The Blackstone Group is preparing what will be the largest securitization of “transitional” commercial property since the financial crisis
The deal, BXMT 2017-FL1 weighs in at $1 billion, or more than twice the size of most other commercial real estate collateralized loan obligations issued post-crisis.
Its size is not only thing that sets it apart, however.
Unlike any other type of commercial real estate securitization, including CRE CLOs and CMBS, BXMT 2017-FL1 provides the sponsor the ability to meaningfully modify up to 10 loans in its portfolio, even if they are performing. These modifications can take the form of, among other things, an increase in loan balance, modification of loan maturity dates, and the reduction of loan coupons, according to Kroll Bond Rating Agency, which is rating the deal.
“This feature provides the sponsor the ability to actively manage the loan collateral in a manner that is similar to their asset management strategy of balance-sheet loans,” the presale report states.
While that flexibility may benefit Blackstone, the modifications may result in deterioration of loan-level and pool-level credit metrics, such as higher loan-to-value ratios, lower debt service coverage and debt yields, and longer loan terms.
Another usual features is that all by 31 loans in the collateral pool are equally sized and are non-controlling interests, or “participations” in larger loans. Though they are minority stakes, they rank “pari passu,” with an equal claim. By comparison, most CRE-CLOs hold a controlling interest, if not all, of a senior loan on a property, though these properties may be encumbered by additional debt held outside the trusts. In this case, Blackstone holds the remaining interests in these loans on its balance sheet.
All told, the loans are collateralized by 71 properties that are being fixed up for converted from one kind of use to another.
Kroll sees this significant “pari passu” exposure as a positive credit feature, since it creates an alignment of interest between Blackstone and investors in the CRE-CLO.
Another plus for Kroll is the fact that the properties backing loans in the portfolio are of higher overall quality than any other CRE CLO it has rated to date: The pool’s weighted average property score was 3.49. Four of the properties are nationally landmarked and are well known within their respective markets: Woolworth Tower (largest, 3.2%, Lower Manhattan), Chicago Board Of Trade (5th largest, 3.2%, Chicago), 275 Madison Avenue (4th largest, 3.2%, Midtown Manhattan) and Douglas Entrance (3.2%, Miami).

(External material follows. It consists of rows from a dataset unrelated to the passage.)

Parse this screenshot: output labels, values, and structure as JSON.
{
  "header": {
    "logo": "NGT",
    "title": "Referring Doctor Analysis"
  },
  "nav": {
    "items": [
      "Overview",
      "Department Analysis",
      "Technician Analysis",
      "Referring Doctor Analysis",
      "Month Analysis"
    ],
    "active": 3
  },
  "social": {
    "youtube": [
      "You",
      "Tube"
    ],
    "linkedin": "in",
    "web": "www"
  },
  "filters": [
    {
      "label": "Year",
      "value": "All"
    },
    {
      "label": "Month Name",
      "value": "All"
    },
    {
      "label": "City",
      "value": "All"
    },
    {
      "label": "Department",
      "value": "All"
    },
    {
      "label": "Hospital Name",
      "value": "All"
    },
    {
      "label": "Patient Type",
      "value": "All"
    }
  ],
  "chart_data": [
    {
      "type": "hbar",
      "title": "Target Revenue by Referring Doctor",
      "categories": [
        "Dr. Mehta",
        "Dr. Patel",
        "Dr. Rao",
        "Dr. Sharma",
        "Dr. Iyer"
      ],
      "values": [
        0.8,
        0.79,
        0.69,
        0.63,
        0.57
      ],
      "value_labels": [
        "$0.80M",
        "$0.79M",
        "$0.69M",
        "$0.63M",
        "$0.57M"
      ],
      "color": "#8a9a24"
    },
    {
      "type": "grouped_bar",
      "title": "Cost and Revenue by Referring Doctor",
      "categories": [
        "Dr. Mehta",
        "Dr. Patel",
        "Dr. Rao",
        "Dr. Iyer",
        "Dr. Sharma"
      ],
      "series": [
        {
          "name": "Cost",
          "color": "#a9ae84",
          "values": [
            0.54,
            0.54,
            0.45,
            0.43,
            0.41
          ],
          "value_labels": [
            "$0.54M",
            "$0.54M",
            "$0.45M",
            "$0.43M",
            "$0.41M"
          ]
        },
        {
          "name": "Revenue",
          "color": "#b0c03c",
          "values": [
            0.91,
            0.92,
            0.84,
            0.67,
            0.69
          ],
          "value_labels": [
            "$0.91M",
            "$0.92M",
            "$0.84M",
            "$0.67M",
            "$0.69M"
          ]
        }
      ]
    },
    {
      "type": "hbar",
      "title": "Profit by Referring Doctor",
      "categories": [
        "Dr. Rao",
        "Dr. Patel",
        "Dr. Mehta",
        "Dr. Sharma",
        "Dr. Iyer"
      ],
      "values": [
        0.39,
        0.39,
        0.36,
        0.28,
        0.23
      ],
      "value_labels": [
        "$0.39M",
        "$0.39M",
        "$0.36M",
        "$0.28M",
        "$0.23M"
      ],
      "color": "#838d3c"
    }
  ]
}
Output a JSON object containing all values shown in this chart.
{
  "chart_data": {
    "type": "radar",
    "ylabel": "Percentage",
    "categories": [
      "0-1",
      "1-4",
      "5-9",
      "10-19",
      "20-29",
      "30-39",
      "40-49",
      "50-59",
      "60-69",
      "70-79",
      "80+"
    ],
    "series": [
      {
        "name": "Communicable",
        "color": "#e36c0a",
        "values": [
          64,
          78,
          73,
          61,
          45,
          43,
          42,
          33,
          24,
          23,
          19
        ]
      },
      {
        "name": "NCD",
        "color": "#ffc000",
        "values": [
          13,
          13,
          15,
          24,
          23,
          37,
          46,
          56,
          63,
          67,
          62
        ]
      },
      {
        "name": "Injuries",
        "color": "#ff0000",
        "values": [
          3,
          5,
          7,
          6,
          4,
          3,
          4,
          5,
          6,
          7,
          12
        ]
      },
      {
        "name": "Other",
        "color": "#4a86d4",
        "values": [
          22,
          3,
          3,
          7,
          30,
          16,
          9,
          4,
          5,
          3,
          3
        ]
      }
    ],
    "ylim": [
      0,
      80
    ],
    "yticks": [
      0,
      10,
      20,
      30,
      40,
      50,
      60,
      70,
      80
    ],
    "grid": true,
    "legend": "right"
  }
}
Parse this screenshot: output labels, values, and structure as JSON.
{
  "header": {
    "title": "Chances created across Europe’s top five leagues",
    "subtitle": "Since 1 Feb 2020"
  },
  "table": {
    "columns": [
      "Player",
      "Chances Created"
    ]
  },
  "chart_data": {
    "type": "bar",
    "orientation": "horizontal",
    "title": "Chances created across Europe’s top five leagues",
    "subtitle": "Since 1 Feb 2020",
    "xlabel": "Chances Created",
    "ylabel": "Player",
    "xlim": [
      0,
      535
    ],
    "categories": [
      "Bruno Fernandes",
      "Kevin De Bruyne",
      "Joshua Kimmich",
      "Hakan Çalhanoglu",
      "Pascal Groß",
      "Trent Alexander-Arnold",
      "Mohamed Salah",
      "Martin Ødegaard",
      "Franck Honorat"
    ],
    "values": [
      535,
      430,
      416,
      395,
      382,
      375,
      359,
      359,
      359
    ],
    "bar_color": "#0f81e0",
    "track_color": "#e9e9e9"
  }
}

BXMT 2017-FL1 also has the ability to acquire additional participations in loans in the portfolio after the deal closes, but this is fairly standard for CRE-CLOs.
The majority of the loans (17 loans, 54.8%) were originated in 2017, while the remaining loans were originated in 2016 (10, 32.3%), 2015 (2, 6.5%), and 2014 (2, 6.5%).
Another way that Blackstone is pushing the envelope: The trust loan collateral is highly leveraged, with a weighted average in-trust loan-to-value ratio, as calculated by Kroll, 122.2%. That’s higher than the seven prior CRE CLO transactions Kroll has rated this year, where the average in-trust KLTV was 117.4%, and ranged from 112.0% to 121.8%.
Kroll expects to assign an AAA to the senior tranches of notes to be issued in the transaction.